Some tennis players at the top of their game, for example, will be confident enough, even in the four major Grand Slam tournaments, to use the first set to find their range and generally settle into the match. This comes from the confidence that they’ll win the ensuing three sets with relative ease.

With betting exchanges that enable you to back or to lay either player at any moment during the game, and to gamble on the winner of individual sets, this offers obvious opportunities to the expert observer.

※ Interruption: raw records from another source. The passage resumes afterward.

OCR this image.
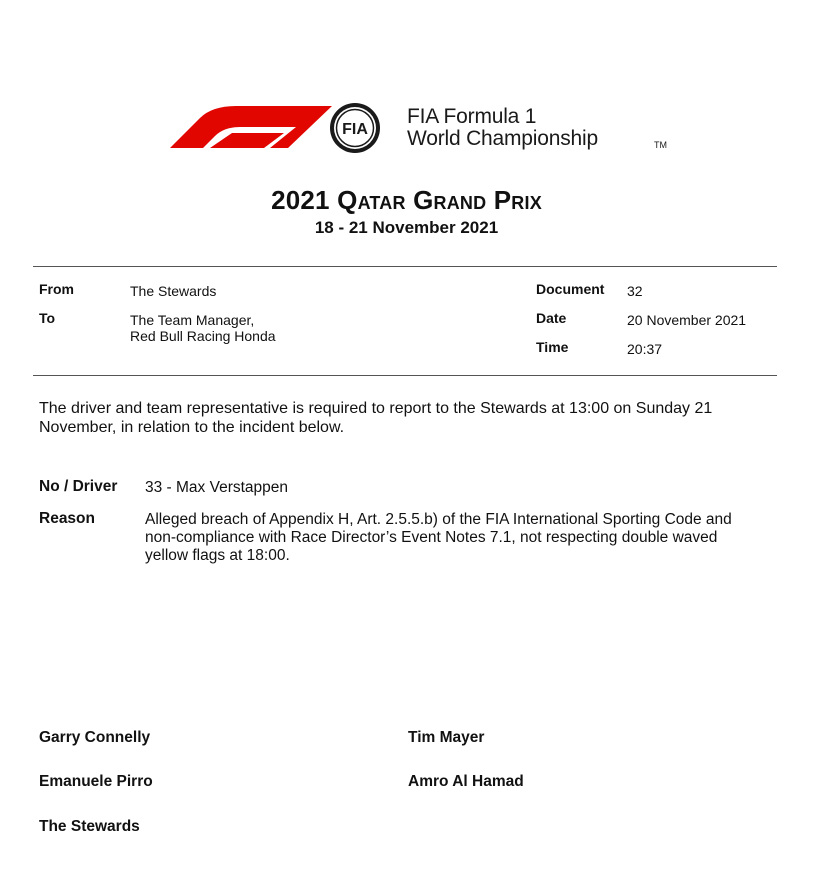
FIA
FIA Formula 1
World Championship	TM
2021 Qatar Grand Prix
18 - 21 November 2021
From	The Stewards
To	The Team Manager,
Red Bull Racing Honda
Document 32
Date	20 November 2021
Time	20:37
The driver and team representative is required to report to the Stewards at 13:00 on Sunday 21
November, in relation to the incident below.
No / Driver 33 - Max Verstappen
Reason	Alleged breach of Appendix H, Art. 2.5.5.b) of the FIA International Sporting Code and
non-compliance with Race Director’s Event Notes 7.1, not respecting double waved
yellow flags at 18:00.
Garry Connelly	Tim Mayer
Emanuele Pirro	Amro Al Hamad
The Stewards
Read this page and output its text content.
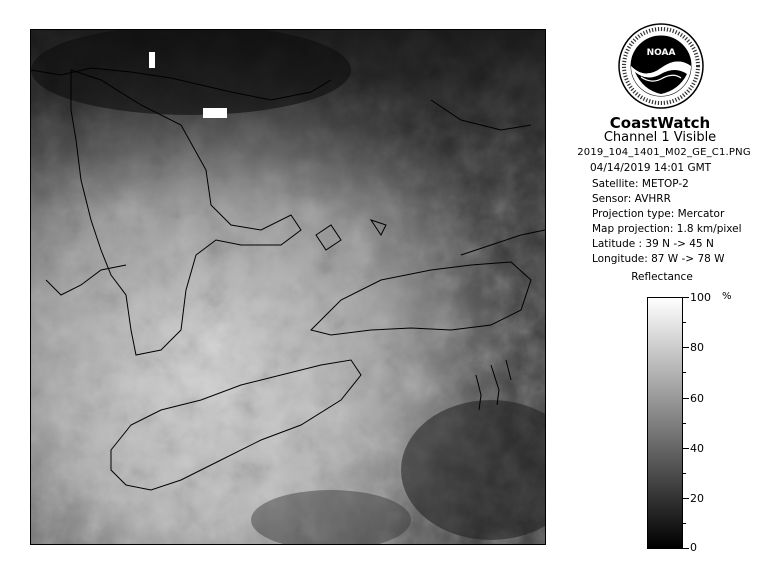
NOAA
CoastWatch
Channel 1 Visible
2019_104_1401_M02_GE_C1.PNG
04/14/2019 14:01 GMT
Satellite: METOP-2
Sensor: AVHRR
Projection type: Mercator
Map projection: 1.8 km/pixel
Latitude : 39 N -> 45 N
Longitude: 87 W -> 78 W
Reflectance
%
100
80
60
40
20
0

The gambling opportunities with Betfair and betting during play with a sport like boxing may be even greater. Again, this is because the experienced expert observer can read into a fight what the rest of us simply can’t. They will know when a boxer may be feigning fatigue or what his tactics are going to be in later rounds etc. Even those of us who don’t know much about boxing will have heard about or will be able to remember the Muhammed Ali versus George Foreman “rumble in the jungle” in Kinshasa, Zaire (now called the Democratic Republic of the Congo) back in 1974. In this fight, the man who many consider to be the greatest boxer of all time, Ali, let George Foreman punch himself out in the early rounds before launching a tirade in the eighth round.

Of course, it wasn’t quite as simple as that. Ali had jabbed away accurately at Foreman during the preceding rounds to help tire his opponent whenever he got a chance between the blows that were raining down on the side of his head (protected by Ali’s hands) and his body – and he taunted him continually. But it was mainly the effort Foreman had put in without much effect during rounds two to seven in particular that took its toll on the bigger man.

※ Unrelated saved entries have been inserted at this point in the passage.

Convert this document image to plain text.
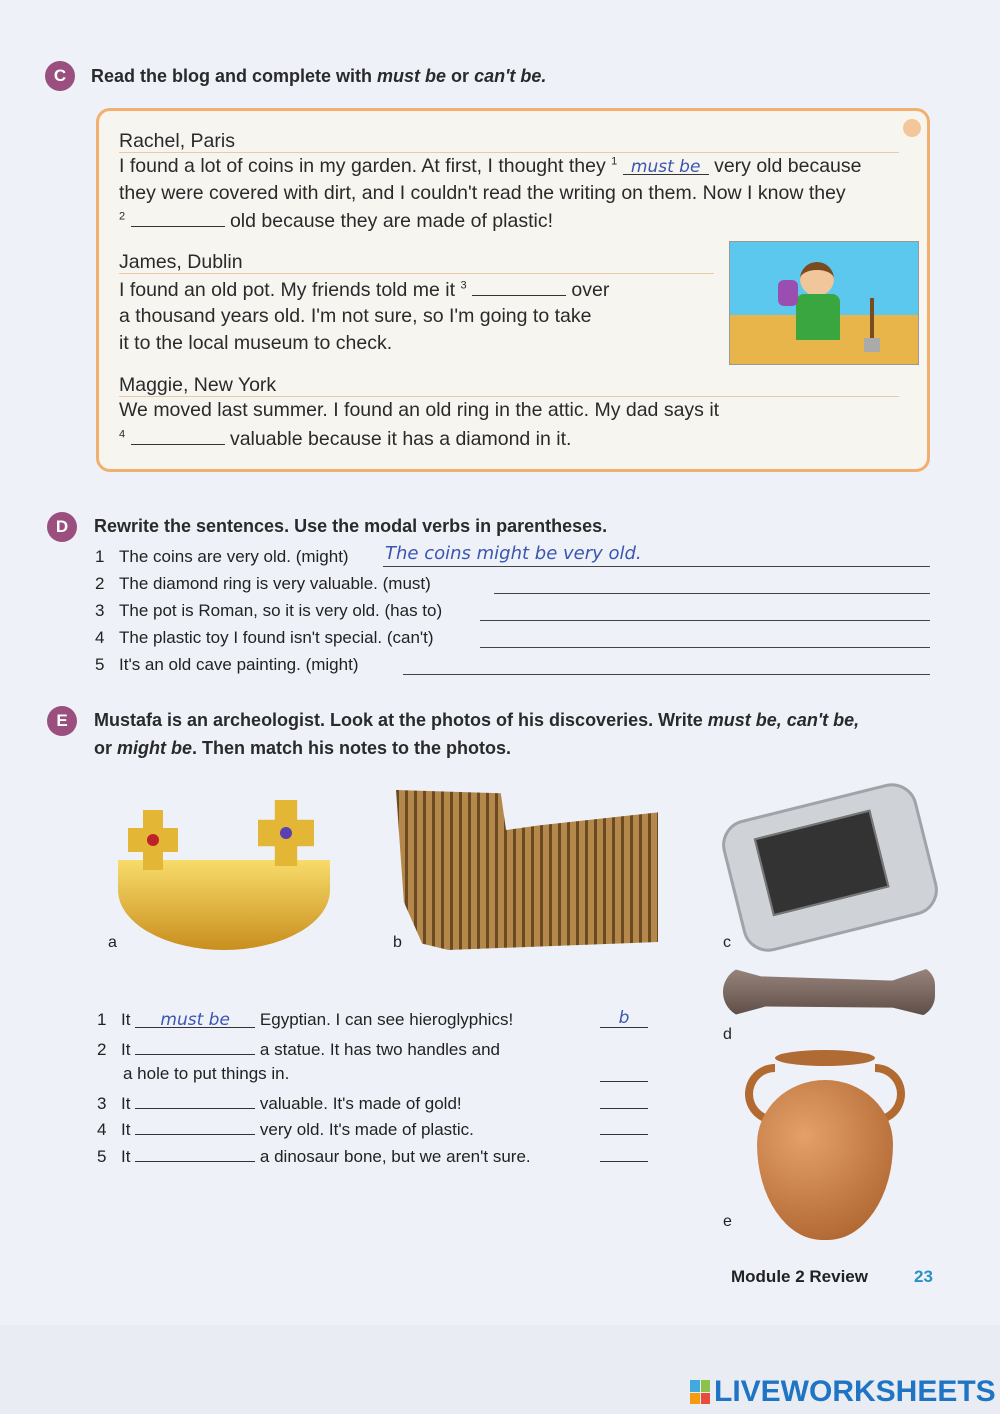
C	Read the blog and complete with must be or can't be.
Rachel, Paris
I found a lot of coins in my garden. At first, I thought they $^1$ must be very old because
they were covered with dirt, and I couldn't read the writing on them. Now I know they
$^2$	old because they are made of plastic!
James, Dublin
I found an old pot. My friends told me it $^3$	over
a thousand years old. I'm not sure, so I'm going to take
it to the local museum to check.
Maggie, New York
We moved last summer. I found an old ring in the attic. My dad says it
$^4$	valuable because it has a diamond in it.
D	Rewrite the sentences. Use the modal verbs in parentheses.
1 The coins are very old. (might) The coins might be very old.
2 The diamond ring is very valuable. (must)
3 The pot is Roman, so it is very old. (has to)
4 The plastic toy I found isn't special. (can't)
5 It's an old cave painting. (might)
E	Mustafa is an archeologist. Look at the photos of his discoveries. Write must be, can't be,
or might be. Then match his notes to the photos.
a	b	c
d
e
1 It must be Egyptian. I can see hieroglyphics!	b
2 It	a statue. It has two handles and
a hole to put things in.
3 It	valuable. It's made of gold!
4 It	very old. It's made of plastic.
5 It	a dinosaur bone, but we aren't sure.
Module 2 Review	23
LIVEWORKSHEETS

Now if you’d been a keen observer of boxing and understood what Ali was doing, and you began to see the signs that the more powerful George Foreman was just maybe beginning to get tired in the sixth round or, better yet, you anticipated that he was bound to start tiring (say around the fourth or fifth rounds) you would have been able to profit from your judgement.

Of course, exchanges and the like weren’t around in those days, but the point is valid anyway. But the interesting thing – and the vital point to remember – is that you may have been wrong. In a hypothetical re-run of that fight, you may back Ali in the sixth round but then the tiring George Foreman may have conserved a small amount of energy sufficient to land a haymaker in the eighth – anticipating Ali’s onslaught. In that case – we’d all have been left wondering what was wrong with Ali that night, why he just didn’t seem to ‘turn up’ for the night after all the publicity and preparation etc., and whether Foreman’s big punch was the greatest ever thrown perhaps.

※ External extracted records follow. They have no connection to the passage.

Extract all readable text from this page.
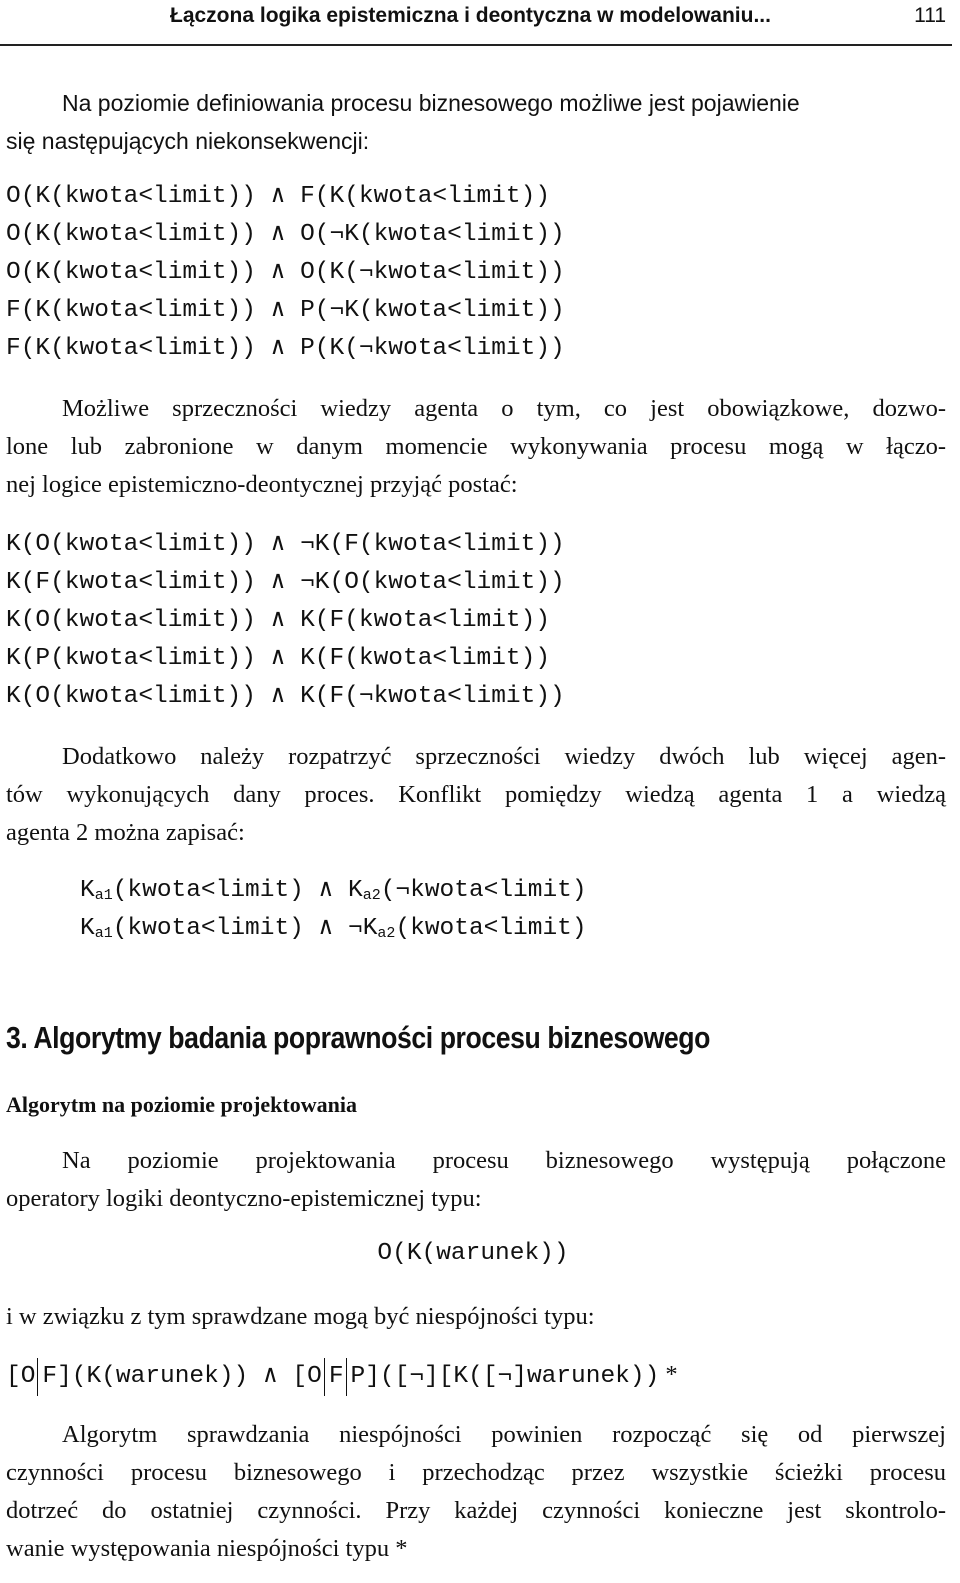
Łączona logika epistemiczna i deontyczna w modelowaniu...	111

Na poziomie definiowania procesu biznesowego możliwe jest pojawienie
się następujących niekonsekwencji:

O(K(kwota<limit)) ∧ F(K(kwota<limit))
O(K(kwota<limit)) ∧ O(¬K(kwota<limit))
O(K(kwota<limit)) ∧ O(K(¬kwota<limit))
F(K(kwota<limit)) ∧ P(¬K(kwota<limit))
F(K(kwota<limit)) ∧ P(K(¬kwota<limit))

Możliwe sprzeczności wiedzy agenta o tym, co jest obowiązkowe, dozwo-
lone lub zabronione w danym momencie wykonywania procesu mogą w łączo-
nej logice epistemiczno-deontycznej przyjąć postać:

K(O(kwota<limit)) ∧ ¬K(F(kwota<limit))
K(F(kwota<limit)) ∧ ¬K(O(kwota<limit))
K(O(kwota<limit)) ∧ K(F(kwota<limit))
K(P(kwota<limit)) ∧ K(F(kwota<limit))
K(O(kwota<limit)) ∧ K(F(¬kwota<limit))

Dodatkowo należy rozpatrzyć sprzeczności wiedzy dwóch lub więcej agen-
tów wykonujących dany proces. Konflikt pomiędzy wiedzą agenta 1 a wiedzą
agenta 2 można zapisać:

$K_{a1}(kwota<limit)$ ∧ $K_{a2}(\neg kwota<limit)$
$K_{a1}(kwota<limit)$ ∧ $\neg K_{a2}(kwota<limit)$
3. Algorytmy badania poprawności procesu biznesowego
Algorytm na poziomie projektowania

Na poziomie projektowania procesu biznesowego występują połączone
operatory logiki deontyczno-epistemicznej typu:

O(K(warunek))

i w związku z tym sprawdzane mogą być niespójności typu:

[O F](K(warunek)) ∧ [O F P]([¬][K([¬]warunek)) *

Algorytm sprawdzania niespójności powinien rozpocząć się od pierwszej
czynności procesu biznesowego i przechodząc przez wszystkie ścieżki procesu
dotrzeć do ostatniej czynności. Przy każdej czynności konieczne jest skontrolo-
wanie występowania niespójności typu *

But if this had been the case – you’d still have been right on the balance of probabilities to have backed Ali earlier on in the fight – which is entirely our point here. You will never get them all right and you may as well never even try to do so (be right that is). Instead, you should try to be able to demonstrate that the decision you took was the right one based on the overall balance of probabilities. As we said earlier; good decisions can turn out wrong, whilst bad decisions can turn out right. The crucial point is that you made the right decision on a value judgement basis at any particular point.

Let the outcomes take care of themselves and don’t sweat the times you lose because you’ll win more than you lose in this way. You could say you just have to roll with the punches perhaps!